Debating Satoshi Nakamoto’s Original Vision Between Blockchain Ledgers or Tokens
According to Adam Krellenstein, co-founder and CTO at Symbiont.io, says that ten years after the anniversary of Bitcoin’s creation, the community is in a crisis. Symbiont.io is a fintech company that focuses on traditional financial markets and blockchain technology.
Mr Krellenstein says that he has been working during the last decade in order to produce new blockchain protocols that go beyond Satoshi’s original proposal. However, it seems that the industry is still struggling to answer important questions related to the nature of this technology and how it should improve society.
The author explains the struggle to understand the relationship between Bitcoin and distributed ledger technology (DLT). For him, there are some blockchains that want to create smart contracts, while others aim at creating tokens. Additionally, there is a debate on whether blockchain networks should be permissioned or not. Krellenstein believes that token systems are more useful than smart contracts when they are based on a public blockchain consensus protocol.
He mentions that Satoshi Nakamoto was right about the best use of blockchain technology. In this way, he created a payment system and a virtual currency (Bitcoin) that is nowadays the most popular and, perhaps, one of the most resilient in the market.
However, Krellenstein says that he spent a lot of time thinking about this issue and that he analyzed it very well when he created the cryptocurrency Counterparty and Symbiont. He goes on describing how Counter-party and Symbiont work and how they were created.
On the matter, he explained:
“Counterparty is a public blockchain smart contracts platform, albeit one focused on token issuance and trading, while Symbiont is a fintech company that develops and licenses its permissioned blockchain-based smart contracts system to improve the infrastructure of traditional financial markets.”
He said that while working on Counterparty and watching Ethereum – one of the largest virtual currencies and blockchain networks in the market – he saw that although both systems were built to support smart contracts, they were primarily used to create and transfer tokens.
Moreover, he explains that their vision was to create a trustless network of decentralized finance, and in order to do so, they implemented smart contracts for token balances, prediction markets, transparent elections and many other features. Nonetheless, those using Counterparty were focusing around its token rather than on other applications.
Krellenstein says that Ethereum makes it difficult to create real applications using the Solidity language. For him, one of the most advanced Ethereum smart contracts is related to CryptoKitties, something that is very similar to other games launched on Counterparty before. Although both platforms, Counterparty and Ethereum, were created to perform many other powerful things, they are exclusively used for tracing tokens.
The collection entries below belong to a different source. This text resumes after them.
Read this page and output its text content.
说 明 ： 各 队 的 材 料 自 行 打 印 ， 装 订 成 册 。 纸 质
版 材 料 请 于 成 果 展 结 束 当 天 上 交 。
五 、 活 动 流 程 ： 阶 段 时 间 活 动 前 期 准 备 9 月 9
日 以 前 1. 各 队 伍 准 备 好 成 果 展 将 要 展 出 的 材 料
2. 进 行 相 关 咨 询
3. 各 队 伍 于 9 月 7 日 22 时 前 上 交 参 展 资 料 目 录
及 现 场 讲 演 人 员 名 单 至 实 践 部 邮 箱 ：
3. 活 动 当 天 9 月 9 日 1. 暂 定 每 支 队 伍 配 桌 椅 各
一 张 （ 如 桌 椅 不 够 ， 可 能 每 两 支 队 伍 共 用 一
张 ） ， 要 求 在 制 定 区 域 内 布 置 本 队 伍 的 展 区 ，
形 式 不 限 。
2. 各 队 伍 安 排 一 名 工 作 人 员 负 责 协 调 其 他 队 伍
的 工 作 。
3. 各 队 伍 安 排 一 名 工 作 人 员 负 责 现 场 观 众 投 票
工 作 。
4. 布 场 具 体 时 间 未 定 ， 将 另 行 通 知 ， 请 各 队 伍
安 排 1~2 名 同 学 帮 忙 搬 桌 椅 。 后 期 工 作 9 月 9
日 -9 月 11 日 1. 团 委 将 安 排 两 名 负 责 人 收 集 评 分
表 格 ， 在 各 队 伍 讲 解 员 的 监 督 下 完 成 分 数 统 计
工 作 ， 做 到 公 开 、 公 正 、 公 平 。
This is why he thinks that smart contract systems for the general public are not a good idea. Additionally, he says that efficiency is sometimes more important than universality and that interaction among individuals is not yet as complex enough to justify a not efficient decentralized computer program.
Permissioned blockchains could work properly for some participants such as insitutions, governments or corporations. With these blockchains, it is possible to improve consistency and correctness of the current infrastructure.
This is something that some companies such as JP Morgan are already implementing and something that they properly understood.Quorum is the network that has been developed by the recognised bank and that is being used by different institutions and parties.
Krellenstein explains that blockchain can be valuable when replacing a consistent centralized system with a consistent decentralized one. He concludes saying that blockchain technology could become valuable as well when turning an inconsistent decentralized system into a consistent decentralized system.
“The conclusion that I’ve come to is that, just as was originally envisioned by Satoshi Nakamoto, the greatest use of a public blockchain is in fact as a digital currency and payment system,” he says. “Generalizations of Satoshi’s innovations in the time since he launched bitcoin, manifest partly in the enterprise DLT space, are not competitive with bitcoin.”
Perhaps, instead of replacing fiat currencies, blockchain technology could be used to build new databases that support workflows that are un-amenable to management within traditional client-server frameworks.